I’ll miss it. I was homeschooled for all of K-12, and high school for me was sitting alone, reading textbooks in my room. My first course in a classroom setting was Writing 150 last semester at BYU, and I loved it. I’ve felt more sharp and focused than ever when surrounded by people in the academic context—in the swivel chairs on the fifth floor of BYU’s library overlooking campus, or in a windowless lab in the Talmage. Campus seemed to me like an essential part of the college experience. And now we’re all homeschooled.
Thursday, 12 March 2020, 6 PM: The Church of Jesus Christ of Latter-day Saints [suspends all public gatherings] (https://newsroom.churchofjesuschrist.org/article/gatherings-worldwide-temporarily-suspended) of members worldwide effective immediately, beating their own effective date for suspending large gatherings announced on Wednesday.
No doubt that the First Presidency of the LDS Church did their duty in protecting public safety with this decision. In a college town where the vast majority of students practice the same organized religion, this was very effective. And for a religious person in a secular-by-default society, community is an anchor for me. Worship service every Sunday and an occasional game night help me feel like I am a part of something, and make my religion more “real.” As a BYU student, I have two communities: friends from school and friends from church.
Wednesday, 25 March 2020
I walked to campus today to pick up books. I haven’t been out in almost two weeks. All of the surfaces seem radioactive. It’s hard to know what the risk of getting the virus is at this point, and COVID-19 seems to be “worse than you think” as a general rule, so it’s prudent to be overcautious. The effect is that what was mundane before is fraught now. But right now, all of this danger seems so peaceful.

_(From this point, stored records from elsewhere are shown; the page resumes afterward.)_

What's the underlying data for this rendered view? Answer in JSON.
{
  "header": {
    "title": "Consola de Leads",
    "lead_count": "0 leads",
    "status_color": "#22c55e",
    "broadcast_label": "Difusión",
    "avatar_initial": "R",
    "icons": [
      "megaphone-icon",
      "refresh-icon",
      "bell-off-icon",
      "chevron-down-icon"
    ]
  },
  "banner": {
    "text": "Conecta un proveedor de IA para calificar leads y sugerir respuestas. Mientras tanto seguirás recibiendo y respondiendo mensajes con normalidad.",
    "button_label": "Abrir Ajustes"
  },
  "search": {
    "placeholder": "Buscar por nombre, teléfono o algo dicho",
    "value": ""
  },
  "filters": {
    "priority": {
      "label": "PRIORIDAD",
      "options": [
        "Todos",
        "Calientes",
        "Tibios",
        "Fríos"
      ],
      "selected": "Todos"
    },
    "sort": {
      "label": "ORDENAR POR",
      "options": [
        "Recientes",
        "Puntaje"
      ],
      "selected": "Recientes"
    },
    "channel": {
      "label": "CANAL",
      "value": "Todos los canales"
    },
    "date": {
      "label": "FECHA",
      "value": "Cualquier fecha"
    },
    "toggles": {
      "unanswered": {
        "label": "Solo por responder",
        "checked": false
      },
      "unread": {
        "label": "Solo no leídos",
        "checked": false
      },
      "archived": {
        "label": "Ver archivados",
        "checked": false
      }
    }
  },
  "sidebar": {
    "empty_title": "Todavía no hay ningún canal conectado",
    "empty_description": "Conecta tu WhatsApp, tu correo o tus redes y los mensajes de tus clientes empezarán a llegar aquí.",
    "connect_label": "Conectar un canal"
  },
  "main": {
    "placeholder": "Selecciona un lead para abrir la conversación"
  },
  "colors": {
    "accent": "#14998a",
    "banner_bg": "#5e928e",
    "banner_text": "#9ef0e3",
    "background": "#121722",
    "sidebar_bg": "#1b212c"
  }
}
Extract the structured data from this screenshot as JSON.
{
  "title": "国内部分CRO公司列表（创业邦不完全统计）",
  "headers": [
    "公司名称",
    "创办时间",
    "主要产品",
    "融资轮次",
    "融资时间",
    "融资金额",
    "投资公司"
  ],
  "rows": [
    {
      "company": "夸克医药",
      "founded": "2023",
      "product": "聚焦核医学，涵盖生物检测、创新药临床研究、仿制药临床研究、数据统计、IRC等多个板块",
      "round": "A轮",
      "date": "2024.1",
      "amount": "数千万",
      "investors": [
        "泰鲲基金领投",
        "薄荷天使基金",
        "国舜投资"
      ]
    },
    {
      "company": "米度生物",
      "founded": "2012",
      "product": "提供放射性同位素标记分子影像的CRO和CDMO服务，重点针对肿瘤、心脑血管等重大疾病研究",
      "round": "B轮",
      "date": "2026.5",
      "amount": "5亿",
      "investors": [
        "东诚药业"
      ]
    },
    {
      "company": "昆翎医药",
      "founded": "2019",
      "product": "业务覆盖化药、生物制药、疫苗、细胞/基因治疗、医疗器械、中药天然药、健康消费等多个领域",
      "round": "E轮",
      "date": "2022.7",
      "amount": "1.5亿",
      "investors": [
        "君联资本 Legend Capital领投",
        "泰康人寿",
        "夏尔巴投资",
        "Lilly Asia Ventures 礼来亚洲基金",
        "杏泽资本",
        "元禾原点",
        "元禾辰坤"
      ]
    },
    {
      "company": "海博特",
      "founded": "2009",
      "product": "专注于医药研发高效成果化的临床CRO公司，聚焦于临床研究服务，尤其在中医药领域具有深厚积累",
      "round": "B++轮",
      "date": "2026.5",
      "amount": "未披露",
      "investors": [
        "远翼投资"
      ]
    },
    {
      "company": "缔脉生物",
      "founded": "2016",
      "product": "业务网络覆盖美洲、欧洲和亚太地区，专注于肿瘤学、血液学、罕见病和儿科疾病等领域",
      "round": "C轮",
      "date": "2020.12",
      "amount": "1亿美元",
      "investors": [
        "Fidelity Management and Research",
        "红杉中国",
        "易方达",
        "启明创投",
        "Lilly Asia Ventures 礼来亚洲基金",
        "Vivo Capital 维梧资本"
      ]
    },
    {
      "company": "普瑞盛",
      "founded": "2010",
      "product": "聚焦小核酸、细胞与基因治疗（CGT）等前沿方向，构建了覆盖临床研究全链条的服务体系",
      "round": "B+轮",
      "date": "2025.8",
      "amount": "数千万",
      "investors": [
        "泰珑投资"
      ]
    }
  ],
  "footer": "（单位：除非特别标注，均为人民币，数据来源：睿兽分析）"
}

I’m sure there are beautiful spring days in Chernobyl and Pripyat. There is cognitive dissonance that results from walking around a beautiful but empty campus and trying to imagine it is an exclusion zone.
What kind of war is won by staying home? Maybe it’s just that it’s so hard to think about a pandemic with the vocabulary we normally use for crises. Hate crimes, oppressive policy, and war all have a human culprit. Acting in defiance is an option. We can stage protests, build tanks, and hand out awards for patriotism. Not so with the virus.
A pandemic seems like a crisis engineered to be devastating—one that anticipates the human response to crisis. We can’t send out an army to defeat it. Our fear of illness or death is not offset by patriotic drive. No going out in a blaze of glory in the line of duty, just suffering and dying in isolation. Viruses punish so much of the default behavior that people use to overcome crises.